What do you know now that you wish you knew when starting out?
As any affiliate marketer must know, it can be quite a slow grind at first. With us starting in 2016, esports betting was still in it’s infancy so this was double-y true for us. Build our initial momentum took a little time, but as we’ve gained recognition in the industry we’ve started to grow exponentially. It’s definitely worth the wait, but needs some persistence!
What are the main challenges for the sector in 2020?
In contrast to many other businesses, 2020 has actually been a very good year for esports! The rise of COVID-19 drove traditional sports to cancel, but with esports’ roots being online it was able to quickly revert back to that state. We saw huge leaps in esports betting traffic, and from speaking to operators we’re close with that was definitely mirrored for them.
Titles like FIFA and NBA2k both become extremely popular, with traditional sports fans finding a “gateway” esports title that they could relate to, understand and enjoy. These titles saw around an 80% increase in betting traffic which was great for the esports betting industry as a whole.
How do you manage relationships with multiple operators?
We speak with a number of operators on a daily basis and generally tend to stick to a few tried-and-tested methods. Skype and Slack are always good for regular ongoing conversations, with the occasional email thread thrown into the mix. Esports-first operators also tend to have a presence on Discord, which is essentially Slack for gamers, so we have more casual discussions on there.
We always aim to attend events like SiGMA and other affiliate conferences to meet with operators in person. It’s always great to catch up and being face-to-face makes it not only more friendly and personable, but better deals always seem to be forged that way!
What are the benefits of attending large iGaming events, and what can they do better?

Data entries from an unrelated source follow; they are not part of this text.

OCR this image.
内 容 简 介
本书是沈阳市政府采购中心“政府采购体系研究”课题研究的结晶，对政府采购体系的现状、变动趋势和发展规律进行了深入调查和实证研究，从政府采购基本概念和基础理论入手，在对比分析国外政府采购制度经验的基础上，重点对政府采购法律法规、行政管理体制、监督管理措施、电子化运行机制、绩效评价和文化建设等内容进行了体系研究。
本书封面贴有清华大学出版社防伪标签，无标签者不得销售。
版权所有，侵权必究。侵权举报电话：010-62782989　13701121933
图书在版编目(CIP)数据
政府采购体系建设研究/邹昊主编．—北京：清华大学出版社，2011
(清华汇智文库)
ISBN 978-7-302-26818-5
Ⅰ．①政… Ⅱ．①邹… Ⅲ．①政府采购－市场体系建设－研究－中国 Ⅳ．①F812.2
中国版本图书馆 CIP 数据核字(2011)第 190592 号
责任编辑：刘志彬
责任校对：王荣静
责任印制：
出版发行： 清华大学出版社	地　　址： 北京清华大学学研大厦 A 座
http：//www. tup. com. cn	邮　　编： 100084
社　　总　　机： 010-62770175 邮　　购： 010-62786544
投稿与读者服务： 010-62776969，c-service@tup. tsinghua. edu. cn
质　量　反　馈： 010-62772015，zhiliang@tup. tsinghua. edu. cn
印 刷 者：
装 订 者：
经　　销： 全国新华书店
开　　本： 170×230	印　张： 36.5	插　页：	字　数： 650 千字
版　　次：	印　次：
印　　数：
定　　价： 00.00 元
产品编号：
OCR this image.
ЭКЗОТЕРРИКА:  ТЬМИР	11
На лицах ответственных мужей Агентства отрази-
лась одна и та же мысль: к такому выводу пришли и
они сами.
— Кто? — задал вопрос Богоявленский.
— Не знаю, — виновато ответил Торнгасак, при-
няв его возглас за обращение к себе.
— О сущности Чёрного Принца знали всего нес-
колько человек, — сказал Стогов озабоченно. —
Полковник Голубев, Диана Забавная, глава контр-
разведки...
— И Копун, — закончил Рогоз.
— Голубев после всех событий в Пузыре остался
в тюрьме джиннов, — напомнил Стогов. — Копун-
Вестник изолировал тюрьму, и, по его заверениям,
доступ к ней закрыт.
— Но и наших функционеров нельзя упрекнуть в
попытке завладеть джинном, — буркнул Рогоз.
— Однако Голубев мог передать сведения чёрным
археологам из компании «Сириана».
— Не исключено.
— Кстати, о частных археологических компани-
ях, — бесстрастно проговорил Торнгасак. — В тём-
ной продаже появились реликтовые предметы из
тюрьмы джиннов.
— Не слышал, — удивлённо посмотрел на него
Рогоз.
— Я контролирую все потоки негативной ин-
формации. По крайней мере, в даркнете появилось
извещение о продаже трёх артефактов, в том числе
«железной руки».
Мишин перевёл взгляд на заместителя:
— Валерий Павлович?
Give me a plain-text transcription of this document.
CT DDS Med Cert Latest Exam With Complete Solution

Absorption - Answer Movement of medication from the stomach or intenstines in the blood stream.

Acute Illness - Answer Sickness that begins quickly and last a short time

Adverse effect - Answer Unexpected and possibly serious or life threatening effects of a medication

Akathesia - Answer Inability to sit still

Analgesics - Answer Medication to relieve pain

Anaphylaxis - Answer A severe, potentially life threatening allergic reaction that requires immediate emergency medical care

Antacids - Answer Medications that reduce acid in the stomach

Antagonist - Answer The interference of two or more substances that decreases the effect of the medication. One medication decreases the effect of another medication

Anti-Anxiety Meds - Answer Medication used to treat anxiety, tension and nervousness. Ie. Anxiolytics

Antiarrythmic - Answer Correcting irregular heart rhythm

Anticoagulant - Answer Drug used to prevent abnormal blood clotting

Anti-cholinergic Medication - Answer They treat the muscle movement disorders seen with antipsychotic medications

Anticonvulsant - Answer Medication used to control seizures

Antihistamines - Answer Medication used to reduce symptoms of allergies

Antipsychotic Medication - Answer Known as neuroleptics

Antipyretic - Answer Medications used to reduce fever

Large iGaming events are always worth attending. Over the past 2-3 years we’ve seen esports continue to grow, slowly taking up more and more floor space and drawing a larger audience. We always try to visit events in London as it’s local to us, but we’ve also ventured around Europe when we can.
In our first visits to iGaming events we focused on making new connections, introducing ourselves to operators and forging deals, saving countless hours of time that would have been otherwise spent tracking down email addresses and waiting for responses. As the years went on we spent less time starting new relationships and more time nurturing and expanding on existing ones.
At ICE 2020 in London we saw the ICE Challenge, an esports event held within the event that was sponsored by GGBet. Every seat in the audience was taken as top esports teams competed for their share of $250,000. For us this was a real turning point in the iGaming industry, proving that esports could and had grown in such a short period of time.
Tell us a bit about yourself - after all, business is done with people, not just companies!
Ever since my dad brought home a Sega Megadrive back when I was 4 or 5 years old, I’ve been addicted to gaming. For the last 8 years my latest addition has been playing League of Legends. It introduced me to the world of esports and I’ve loved every second of it.
After stepping down as Technical Director of a Leeds based digital agency in 2016, I focussed on trying to combine my two passions: esports and digital. Since then I’ve has worked with some incredible esports teams including Misfits Gaming, Ninjas in Pyjamas and G2 to name a few.
Beside geeking out in my office, before COVID-19 I regularly played softball in my local league and tried to get exercise playing at tournaments around the UK. I was not good, but fresh air is always nice!
Which quote do you live your life by?
Although not a religious person in my day-to-day life, I’ve always felt that the Golden Rule from the bible is a verse to live by; the common English phrasing of which is “Do unto others as you would have them do unto you”. What more can you really need to live by?